明月道:“理应如此,此时正是需要人手的时候,还是不要耽误紫霄宫的师兄做正事,正好灵虚师叔在找你下落,若是遇到了他,也好向他报个平安!”

洪冼象点头道:“俞三师叔祖在哪座殿?”

明月道:“在偏殿等候。”

说完洪冼象便来交接轿竿,那花脸小道士却突然出声道:“明月师弟,此刻魔教大举压境,情况危急,你还是先去寻找清风师弟的下落要紧,接俞三师叔祖的事,就由我和这位小师弟去吧!”

洪冼象与明月同时侧目过来,打量着花脸小道士。

那小道士迎着二人审视的目光欲言又止,嗫嚅半晌说不出话来。

明月心想应该是这位师兄贪生怕死,想要借着抬轿的机会躲到后殿里去,当即心生几分鄙夷。
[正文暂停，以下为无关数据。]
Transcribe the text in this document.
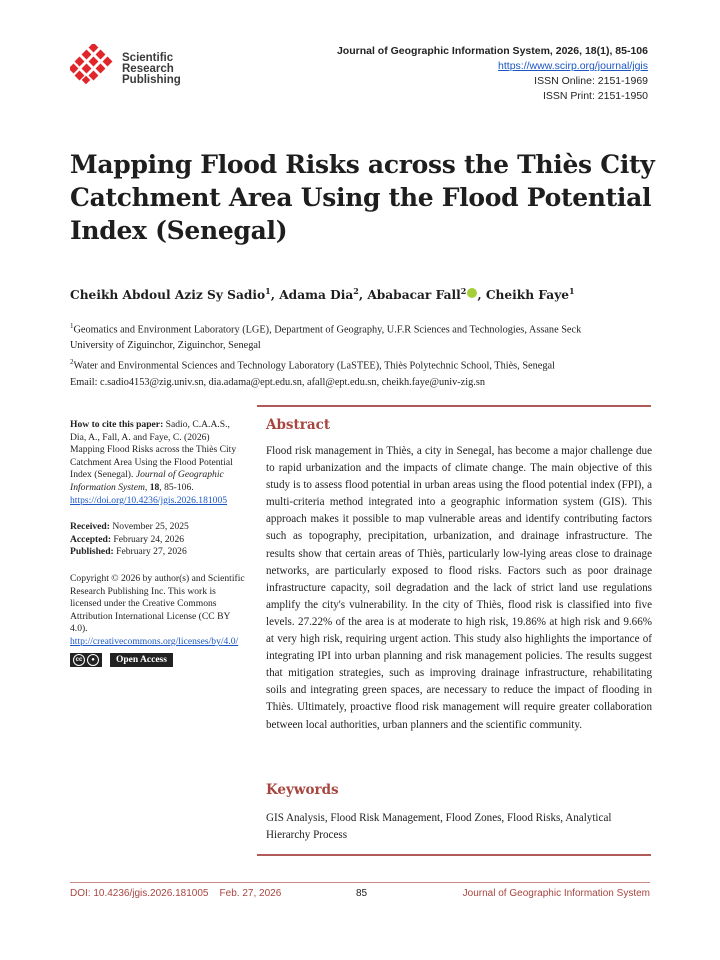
Scientific
Research
Publishing
Journal of Geographic Information System, 2026, 18(1), 85-106
https://www.scirp.org/journal/jgis
ISSN Online: 2151-1969
ISSN Print: 2151-1950
Mapping Flood Risks across the Thiès City Catchment Area Using the Flood Potential Index (Senegal)
Cheikh Abdoul Aziz Sy Sadio$^1$, Adama Dia$^2$, Ababacar Fall$^2$ , Cheikh Faye$^1$
$^1$Geomatics and Environment Laboratory (LGE), Department of Geography, U.F.R Sciences and Technologies, Assane Seck
University of Ziguinchor, Ziguinchor, Senegal
$^2$Water and Environmental Sciences and Technology Laboratory (LaSTEE), Thiès Polytechnic School, Thiès, Senegal
Email: c.sadio4153@zig.univ.sn, dia.adama@ept.edu.sn, afall@ept.edu.sn, cheikh.faye@univ-zig.sn
How to cite this paper: Sadio, C.A.A.S., Dia, A., Fall, A. and Faye, C. (2026) Mapping Flood Risks across the Thiès City Catchment Area Using the Flood Potential Index (Senegal). Journal of Geographic Information System, 18, 85-106. https://doi.org/10.4236/jgis.2026.181005
Received: November 25, 2025
Accepted: February 24, 2026
Published: February 27, 2026
Copyright © 2026 by author(s) and Scientific Research Publishing Inc. This work is licensed under the Creative Commons Attribution International License (CC BY 4.0).
http://creativecommons.org/licenses/by/4.0/
cc	●	Open Access
Abstract

Flood risk management in Thiès, a city in Senegal, has become a major challenge due to rapid urbanization and the impacts of climate change. The main objective of this study is to assess flood potential in urban areas using the flood potential index (FPI), a multi-criteria method integrated into a geographic information system (GIS). This approach makes it possible to map vulnerable areas and identify contributing factors such as topography, precipitation, urbanization, and drainage infrastructure. The results show that certain areas of Thiès, particularly low-lying areas close to drainage networks, are particularly exposed to flood risks. Factors such as poor drainage infrastructure capacity, soil degradation and the lack of strict land use regulations amplify the city's vulnerability. In the city of Thiès, flood risk is classified into five levels. 27.22% of the area is at moderate to high risk, 19.86% at high risk and 9.66% at very high risk, requiring urgent action. This study also highlights the importance of integrating IPI into urban planning and risk management policies. The results suggest that mitigation strategies, such as improving drainage infrastructure, rehabilitating soils and integrating green spaces, are necessary to reduce the impact of flooding in Thiès. Ultimately, proactive flood risk management will require greater collaboration between local authorities, urban planners and the scientific community.

Keywords

GIS Analysis, Flood Risk Management, Flood Zones, Flood Risks, Analytical Hierarchy Process

DOI: 10.4236/jgis.2026.181005    Feb. 27, 2026	85	Journal of Geographic Information System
不过当务之急确实应该尽快找到清风,以免落入魔教妖人手中,他蹙眉沉吟少顷,点头道:“既如此,那就劳烦师兄了。”

那花脸小道士面露喜色,当即抬起轿竿连声道谢,与洪冼象一前一后前往偏殿了。

洪冼象在身后审视着小道士的背影,心中盘算道:“此人步履沉稳,气息绵长,分明是内家功夫极深的行家,可偏又面生得紧,眼下危急关头,还自污面容,着实有些此地无银了。”
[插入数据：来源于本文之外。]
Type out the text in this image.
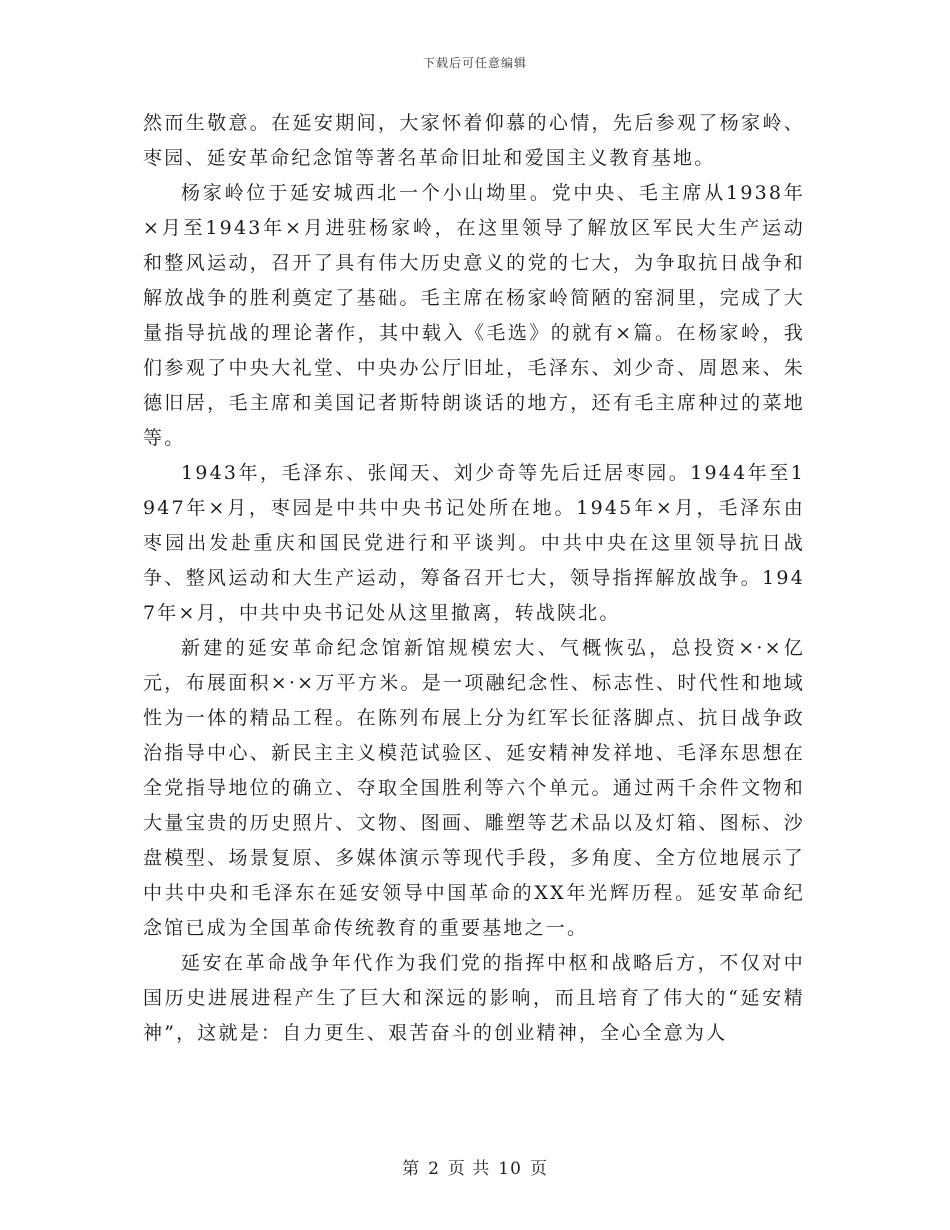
下载后可任意编辑

然而生敬意。在延安期间，大家怀着仰慕的心情，先后参观了杨家岭、枣园、延安革命纪念馆等著名革命旧址和爱国主义教育基地。

杨家岭位于延安城西北一个小山坳里。党中央、毛主席从1938年×月至1943年×月进驻杨家岭，在这里领导了解放区军民大生产运动和整风运动，召开了具有伟大历史意义的党的七大，为争取抗日战争和解放战争的胜利奠定了基础。毛主席在杨家岭简陋的窑洞里，完成了大量指导抗战的理论著作，其中载入《毛选》的就有×篇。在杨家岭，我们参观了中央大礼堂、中央办公厅旧址，毛泽东、刘少奇、周恩来、朱德旧居，毛主席和美国记者斯特朗谈话的地方，还有毛主席种过的菜地等。

1943年，毛泽东、张闻天、刘少奇等先后迁居枣园。1944年至1947年×月，枣园是中共中央书记处所在地。1945年×月，毛泽东由枣园出发赴重庆和国民党进行和平谈判。中共中央在这里领导抗日战争、整风运动和大生产运动，筹备召开七大，领导指挥解放战争。1947年×月，中共中央书记处从这里撤离，转战陕北。

新建的延安革命纪念馆新馆规模宏大、气概恢弘，总投资×·×亿元，布展面积×·×万平方米。是一项融纪念性、标志性、时代性和地域性为一体的精品工程。在陈列布展上分为红军长征落脚点、抗日战争政治指导中心、新民主主义模范试验区、延安精神发祥地、毛泽东思想在全党指导地位的确立、夺取全国胜利等六个单元。通过两千余件文物和大量宝贵的历史照片、文物、图画、雕塑等艺术品以及灯箱、图标、沙盘模型、场景复原、多媒体演示等现代手段，多角度、全方位地展示了中共中央和毛泽东在延安领导中国革命的XX年光辉历程。延安革命纪念馆已成为全国革命传统教育的重要基地之一。

延安在革命战争年代作为我们党的指挥中枢和战略后方，不仅对中国历史进展进程产生了巨大和深远的影响，而且培育了伟大的“延安精神”，这就是：自力更生、艰苦奋斗的创业精神，全心全意为人

第 2 页 共 10 页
“而且主动要去抬轿接送俞三师叔祖,动机未免太过可疑。若此人只是贪生怕死之辈还好,若他是魔教的奸细混入武当弟子当中,眼下掌教真人已受重伤,再趁乱偷袭辈分最高的俞三师叔祖,武当派便群龙无首,不攻自破。”

想到此节,洪冼象下定主意,宁肯试错也不放过,必须得想办法阻止他向俞三师叔祖出手。

可此人内功不俗,自己若是硬碰硬,不一定有好果子吃,有什么其他办法呢?

正巧此时二人路过丹鼎阁,洪冼象心生一计,忽然道:“师兄,俞三师叔祖有关节疼痛的顽疾,每日需服用玉虚师叔炼制的丹药,请师兄稍等片刻,我顺路去丹鼎阁取一下师叔祖的丹药。”
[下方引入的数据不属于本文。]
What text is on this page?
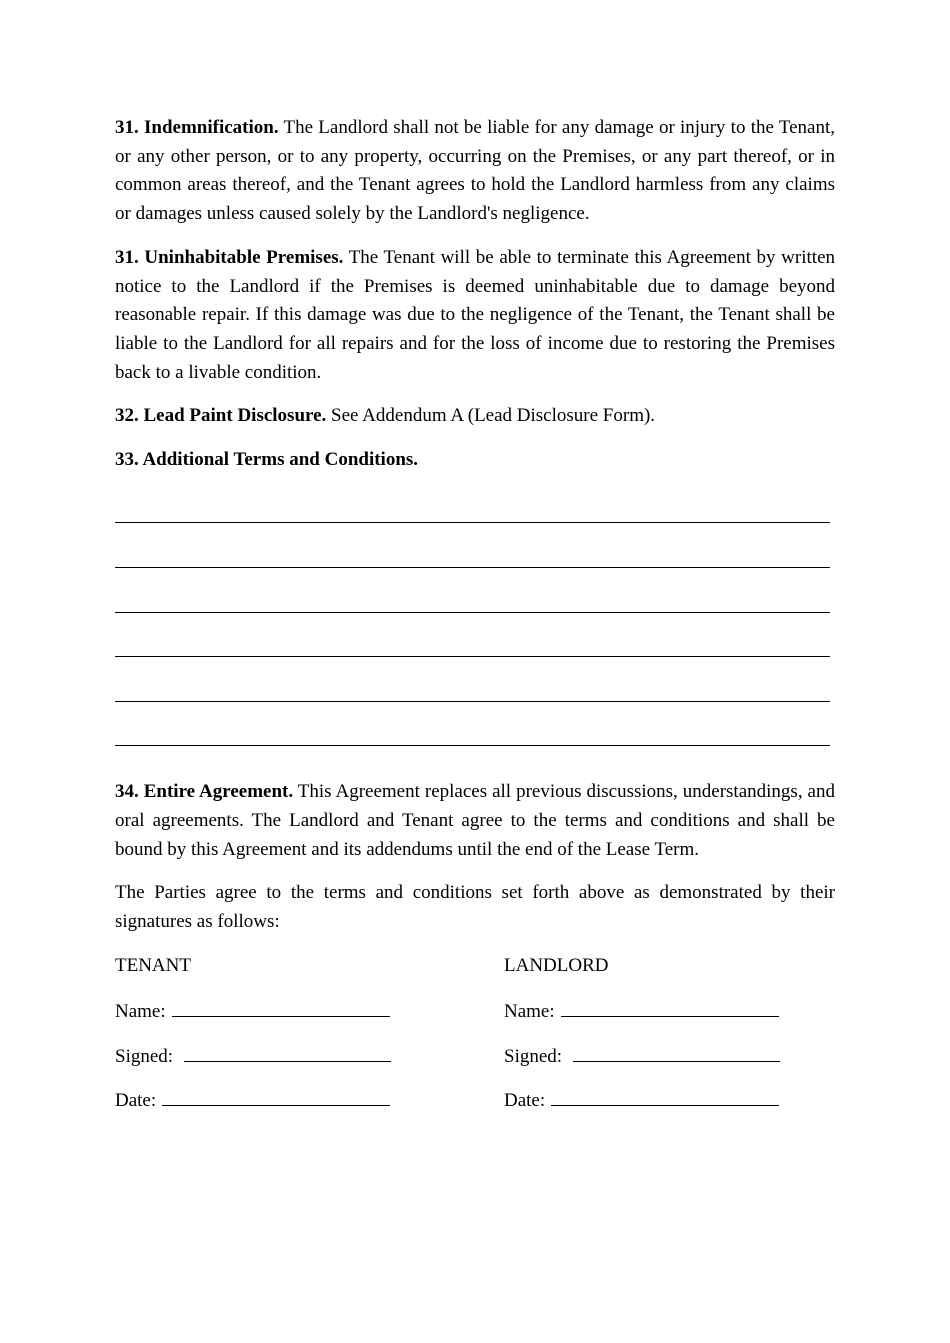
31. Indemnification. The Landlord shall not be liable for any damage or injury to the Tenant, or any other person, or to any property, occurring on the Premises, or any part thereof, or in common areas thereof, and the Tenant agrees to hold the Landlord harmless from any claims or damages unless caused solely by the Landlord's negligence.

31. Uninhabitable Premises. The Tenant will be able to terminate this Agreement by written notice to the Landlord if the Premises is deemed uninhabitable due to damage beyond reasonable repair. If this damage was due to the negligence of the Tenant, the Tenant shall be liable to the Landlord for all repairs and for the loss of income due to restoring the Premises back to a livable condition.

32. Lead Paint Disclosure. See Addendum A (Lead Disclosure Form).

33. Additional Terms and Conditions.

34. Entire Agreement. This Agreement replaces all previous discussions, understandings, and oral agreements. The Landlord and Tenant agree to the terms and conditions and shall be bound by this Agreement and its addendums until the end of the Lease Term.

The Parties agree to the terms and conditions set forth above as demonstrated by their signatures as follows:

TENANT
Name:
Signed:
Date:
LANDLORD
Name:
Signed:
Date:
花脸小道士知道此人与明月、清风二人一样,是俞岱岩弟子谷虚子的门生,应该对俞岱岩的生活习惯了如指掌,因此不疑有他,当即点头同意,在原地等候。

洪冼象在丹鼎阁中苦寻良久,直到找到一瓶写着“芒硝”的白净瓷瓶,这才露出笑容,心满意足的收下。

丹鼎阁中的芒硝可是个好玩意儿,前世在小莲花峰上的时候时常偷摸一点出来,照着师兄宋知命的配方自己捣鼓,炸过几次王朝御赐的丹炉,也在悬仙峰下的瀑布附近炸过鱼惊过鸟。

他还自己琢磨出来一个更厉害的隐藏功能,倒一点在剑痴王小萍师兄的水壶里,便足以让他通便泄淤,一天跑个百八十次茅房,还练个毛的坐剑。

想到往昔回忆,洪冼象不禁会心一笑,将一整瓶芒硝狠狠地倒入盛水的竹筒中。